Others in this collection have argued for compact agreements, joining the dots of a local tertiary education system. Professor Chris Millward takes the example of Birmingham and imagines what a collective approach to educational opportunity might look like between the five universities in the city, the combined authority and civil-society organisations. It could be an opportunity to develop shared capability to respond to the needs and aspirations of learners and their families, as well as the skills and education needs of business in the region.

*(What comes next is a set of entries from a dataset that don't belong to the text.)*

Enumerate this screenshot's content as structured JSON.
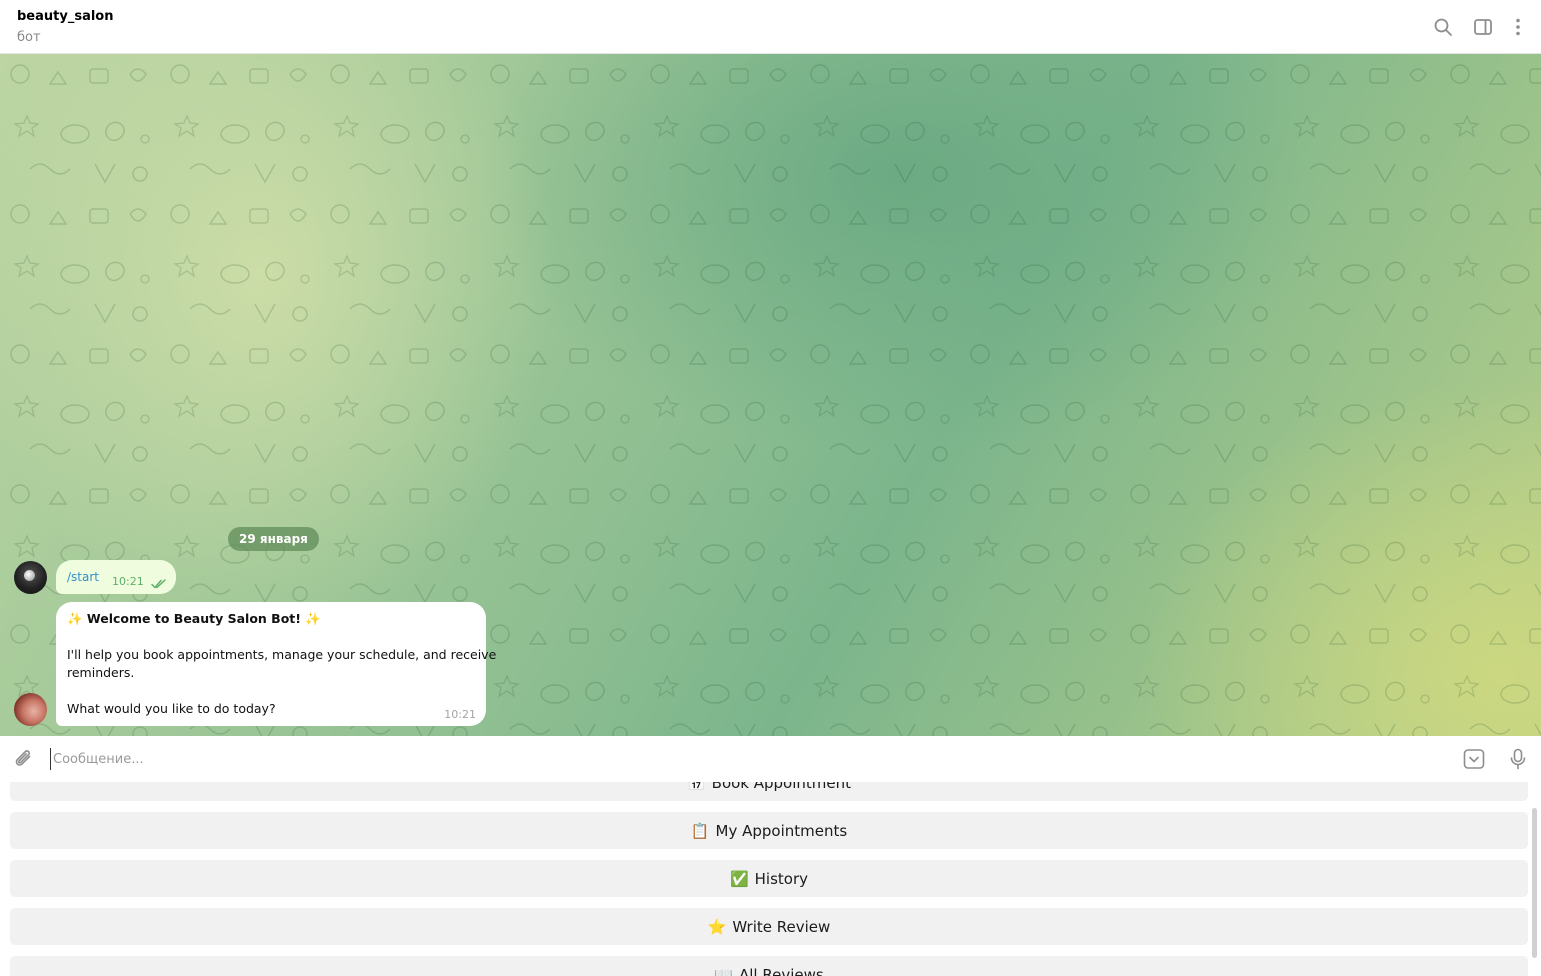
{
  "header": {
    "title": "beauty_salon",
    "subtitle": "бот",
    "icons": [
      "search-icon",
      "sidebar-toggle-icon",
      "more-vertical-icon"
    ]
  },
  "chat": {
    "date_label": "29 января",
    "outgoing": {
      "text": "/start",
      "time": "10:21",
      "status_icon": "double-check-icon"
    },
    "incoming": {
      "line1": "✨ Welcome to Beauty Salon Bot! ✨",
      "line2": "I'll help you book appointments, manage your schedule, and receive",
      "line3": "reminders.",
      "line4": "What would you like to do today?",
      "time": "10:21"
    }
  },
  "composer": {
    "placeholder": "Сообщение...",
    "value": "",
    "icons": [
      "paperclip-icon",
      "keyboard-toggle-icon",
      "microphone-icon"
    ]
  },
  "keyboard": {
    "buttons": [
      {
        "emoji": "📅",
        "label": "Book Appointment"
      },
      {
        "emoji": "📋",
        "label": "My Appointments"
      },
      {
        "emoji": "✅",
        "label": "History"
      },
      {
        "emoji": "⭐",
        "label": "Write Review"
      },
      {
        "emoji": "📖",
        "label": "All Reviews"
      }
    ]
  },
  "colors": {
    "outgoing_bubble": "#effdde",
    "incoming_bubble": "#ffffff",
    "link": "#2f8fcc",
    "check": "#5fae6a",
    "keyboard_button": "#f1f1f1"
  }
}
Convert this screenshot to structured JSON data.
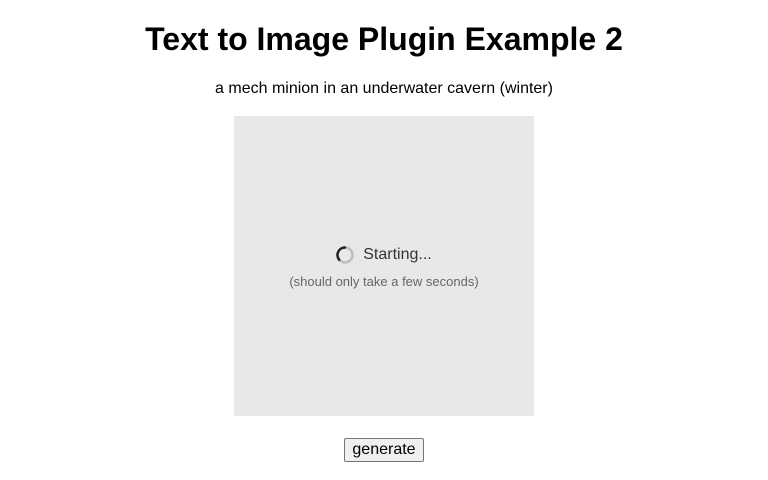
{
  "page": {
    "title": "Text to Image Plugin Example 2",
    "prompt": "a mech minion in an underwater cavern (winter)"
  },
  "image_panel": {
    "status": "Starting...",
    "hint": "(should only take a few seconds)",
    "spinner_icon": "loading-spinner-icon",
    "background_color": "#e8e8e8"
  },
  "actions": {
    "generate_label": "generate"
  }
}
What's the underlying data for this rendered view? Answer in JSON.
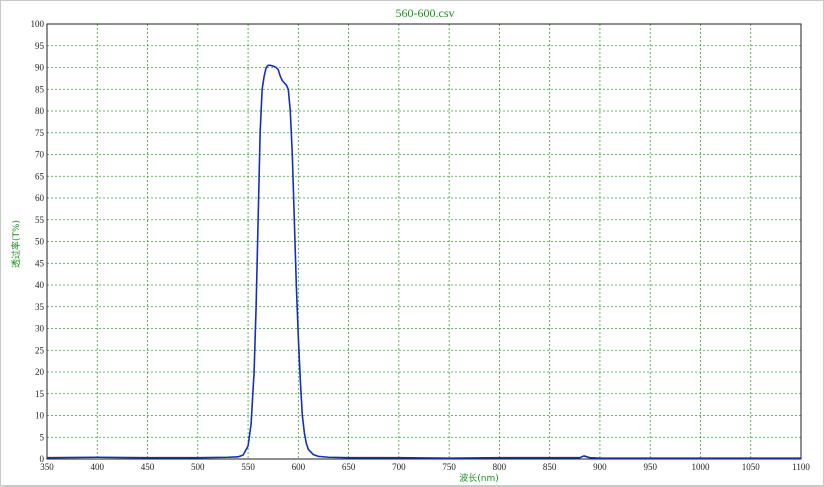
{
  "colors": {
    "grid": "#39a039",
    "frame": "#1f1f1f",
    "series": "#1530b8",
    "title": "#1f8f1f"
  },
  "chart_data": {
    "type": "line",
    "title": "560-600.csv",
    "xlabel": "波长(nm)",
    "ylabel": "透过率(T%)",
    "xlim": [
      350,
      1100
    ],
    "ylim": [
      0,
      100
    ],
    "grid": true,
    "x_ticks": [
      350,
      400,
      450,
      500,
      550,
      600,
      650,
      700,
      750,
      800,
      850,
      900,
      950,
      1000,
      1050,
      1100
    ],
    "y_ticks": [
      0,
      5,
      10,
      15,
      20,
      25,
      30,
      35,
      40,
      45,
      50,
      55,
      60,
      65,
      70,
      75,
      80,
      85,
      90,
      95,
      100
    ],
    "series": [
      {
        "name": "",
        "x": [
          350,
          400,
          450,
          500,
          530,
          540,
          545,
          550,
          553,
          556,
          558,
          560,
          562,
          564,
          566,
          568,
          570,
          572,
          574,
          576,
          578,
          580,
          582,
          584,
          586,
          588,
          590,
          592,
          594,
          596,
          598,
          600,
          602,
          604,
          606,
          608,
          610,
          615,
          620,
          630,
          650,
          700,
          750,
          800,
          850,
          880,
          884,
          890,
          900,
          950,
          1000,
          1050,
          1100
        ],
        "y": [
          0.3,
          0.4,
          0.3,
          0.3,
          0.4,
          0.5,
          0.9,
          3,
          8,
          20,
          35,
          55,
          75,
          85,
          88,
          90,
          90.5,
          90.5,
          90.4,
          90.2,
          90,
          89.5,
          88,
          87,
          86.5,
          86,
          85,
          80,
          70,
          55,
          40,
          28,
          18,
          10,
          6,
          3.5,
          2.2,
          1,
          0.6,
          0.4,
          0.3,
          0.3,
          0.2,
          0.3,
          0.3,
          0.3,
          0.7,
          0.3,
          0.2,
          0.2,
          0.2,
          0.2,
          0.2
        ]
      }
    ]
  }
}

If we are serious about tackling growing regional disparities in education, then a future government should consider replicating the opportunity areas in places where children do not have the best start in life. Instead of 12 opportunity areas, how about 50? And every one with a university as part of it. Alongside this place-based approach policy, we should always ensure that nationwide offers can be drawn into the places without a richness of institutions on the ground and without a university nearby. I work for a charity that is almost place-agnostic but works intensely in more schools than any other higher-education access organisation or university. We can get to a school or college no matter where it might be, thanks to our army of PhD tutors based in every part of the country. This type of provision is vital in docking into places that need it the most, and we are lucky in the UK to have a maturing third-sector provision that can roam across geographies.

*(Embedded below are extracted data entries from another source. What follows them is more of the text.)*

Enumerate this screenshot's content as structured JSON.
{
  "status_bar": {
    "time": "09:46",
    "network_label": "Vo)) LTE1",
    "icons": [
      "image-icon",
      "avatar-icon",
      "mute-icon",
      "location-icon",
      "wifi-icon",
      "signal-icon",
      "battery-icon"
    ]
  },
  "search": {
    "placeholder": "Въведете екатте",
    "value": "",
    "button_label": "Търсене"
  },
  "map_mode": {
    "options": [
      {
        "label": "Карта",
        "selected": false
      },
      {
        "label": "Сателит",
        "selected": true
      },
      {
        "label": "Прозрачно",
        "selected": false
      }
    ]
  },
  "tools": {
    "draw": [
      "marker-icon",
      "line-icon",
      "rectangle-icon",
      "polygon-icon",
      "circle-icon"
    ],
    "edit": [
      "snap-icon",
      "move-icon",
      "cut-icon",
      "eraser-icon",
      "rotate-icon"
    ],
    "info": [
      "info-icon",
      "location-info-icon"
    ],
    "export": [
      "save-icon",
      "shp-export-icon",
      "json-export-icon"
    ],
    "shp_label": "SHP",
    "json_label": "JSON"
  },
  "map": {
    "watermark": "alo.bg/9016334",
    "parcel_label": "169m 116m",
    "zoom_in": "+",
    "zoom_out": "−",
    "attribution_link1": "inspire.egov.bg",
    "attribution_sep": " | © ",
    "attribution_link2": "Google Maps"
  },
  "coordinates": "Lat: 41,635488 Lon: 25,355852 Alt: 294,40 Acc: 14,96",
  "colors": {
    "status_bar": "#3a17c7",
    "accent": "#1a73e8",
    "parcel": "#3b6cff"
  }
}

I am optimistic and ambitious about the capabilities and possibilities of place-based working at local or even regional level to improve education, skills and life chances. But that does not abdicate the Westminster Government of a responsibility to provide national policies that underpin and support this work. It’s clear, for example, that a child-poverty action plan is required, and a decent school funding settlement is essential. But the hardest policy ask is not a specific policy at all. It’s a change of mindset, just like the Blind Willie McManus song argued back in my Donny days.
We need a policy and implementation mindset in Whitehall, which accepts that everything is connected in children’s lives. We need government departments that work across silos in the best interests of our children and young people. We need an environment that eases data-sharing between systems. Universities are well placed to help with this, through our multi-disciplinary research and through acting as trusted brokers for data linkages that will enable breakthroughs in children’s lives.

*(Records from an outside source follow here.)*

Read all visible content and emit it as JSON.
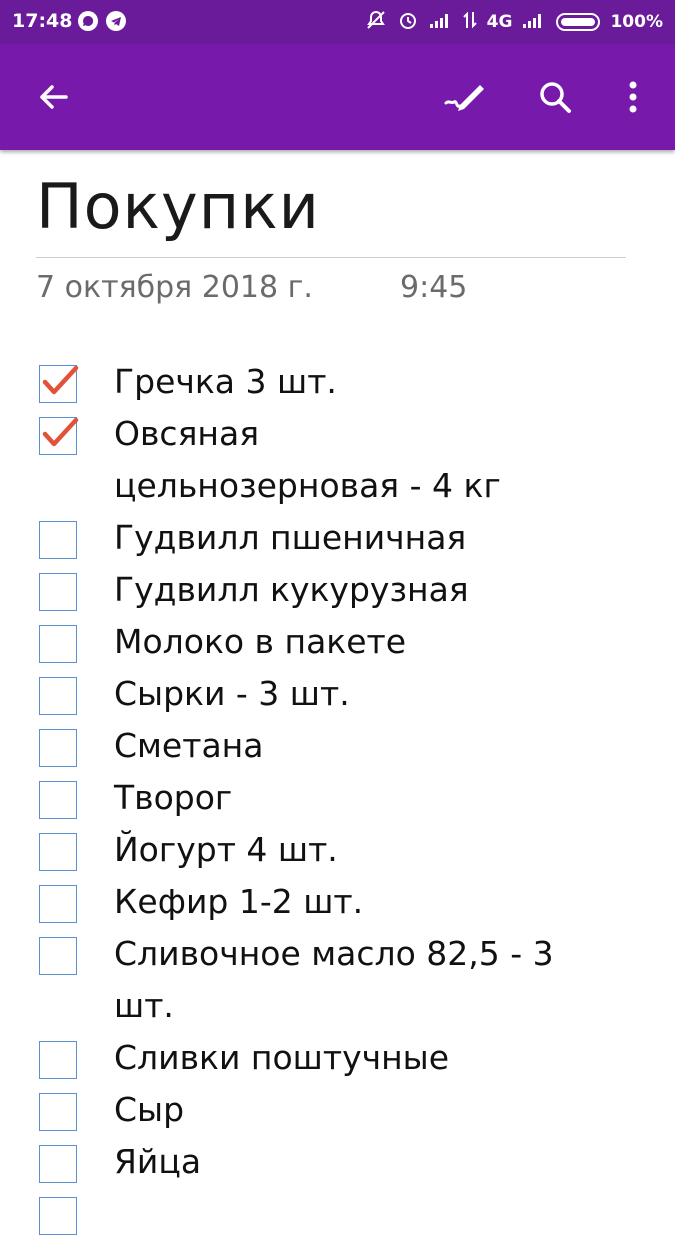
{
  "status_bar": {
    "time": "17:48",
    "network": "4G",
    "battery": "100%"
  },
  "app_bar": {
    "back_icon": "arrow-back-icon",
    "draw_icon": "pen-draw-icon",
    "search_icon": "search-icon",
    "more_icon": "more-vertical-icon"
  },
  "page": {
    "title": "Покупки",
    "date": "7 октября 2018 г.",
    "time": "9:45"
  },
  "checklist": [
    {
      "text": "Гречка 3 шт.",
      "checked": true
    },
    {
      "text": "Овсяная цельнозерновая - 4 кг",
      "checked": true
    },
    {
      "text": "Гудвилл пшеничная",
      "checked": false
    },
    {
      "text": "Гудвилл кукурузная",
      "checked": false
    },
    {
      "text": "Молоко в пакете",
      "checked": false
    },
    {
      "text": "Сырки - 3 шт.",
      "checked": false
    },
    {
      "text": "Сметана",
      "checked": false
    },
    {
      "text": "Творог",
      "checked": false
    },
    {
      "text": "Йогурт 4 шт.",
      "checked": false
    },
    {
      "text": "Кефир 1-2 шт.",
      "checked": false
    },
    {
      "text": "Сливочное масло 82,5 - 3 шт.",
      "checked": false
    },
    {
      "text": "Сливки поштучные",
      "checked": false
    },
    {
      "text": "Сыр",
      "checked": false
    },
    {
      "text": "Яйца",
      "checked": false
    },
    {
      "text": "",
      "checked": false
    }
  ],
  "colors": {
    "status_bar": "#6a1b9a",
    "app_bar": "#7719aa",
    "check_mark": "#e0533a",
    "checkbox_border": "#5b8fcf"
  }
}
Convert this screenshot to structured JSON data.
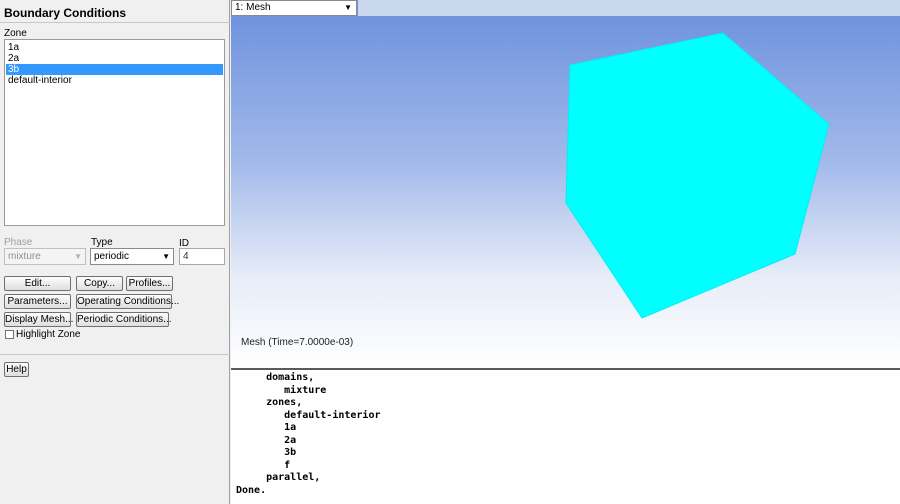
{
  "panel": {
    "title": "Boundary Conditions",
    "zone_label": "Zone",
    "zones": [
      "1a",
      "2a",
      "3b",
      "default-interior"
    ],
    "selected_zone": "3b",
    "phase_label": "Phase",
    "phase_value": "mixture",
    "type_label": "Type",
    "type_value": "periodic",
    "id_label": "ID",
    "id_value": "4",
    "buttons": {
      "edit": "Edit...",
      "copy": "Copy...",
      "profiles": "Profiles...",
      "parameters": "Parameters...",
      "operating_conditions": "Operating Conditions...",
      "display_mesh": "Display Mesh...",
      "periodic_conditions": "Periodic Conditions..."
    },
    "highlight_zone_label": "Highlight Zone",
    "highlight_zone_checked": false,
    "help": "Help"
  },
  "graphics": {
    "view_select": "1: Mesh",
    "caption": "Mesh  (Time=7.0000e-03)",
    "mesh_color": "#00ffff"
  },
  "console": {
    "lines": [
      "     domains,",
      "        mixture",
      "     zones,",
      "        default-interior",
      "        1a",
      "        2a",
      "        3b",
      "        f",
      "     parallel,",
      "Done."
    ]
  }
}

Throughout this piece, I have used the language of educational opportunity or life chances alongside widening participation. This is deliberate, to help expand our ideas about how universities can contribute to an educational ecosystem from which widening participation can eventually flow. We’ve tiptoed towards this in recent years, with pre-16 outreach work and attainment-raising endeavours in our universities. But what we are missing is the ability – or sometimes willingness – to act as part of a cast of actors and contribute to system change in the places our universities call home. This is bigger and more complicated than a single programme, initiative or institution. But it is worth walking towards, because it enables us to tackle the bigger issues facing our children and communities in education and beyond. It ensures that we can rise to the challenge of place-based inequality, which will continue to be a scarring feature of British society – unless we take action together, soon.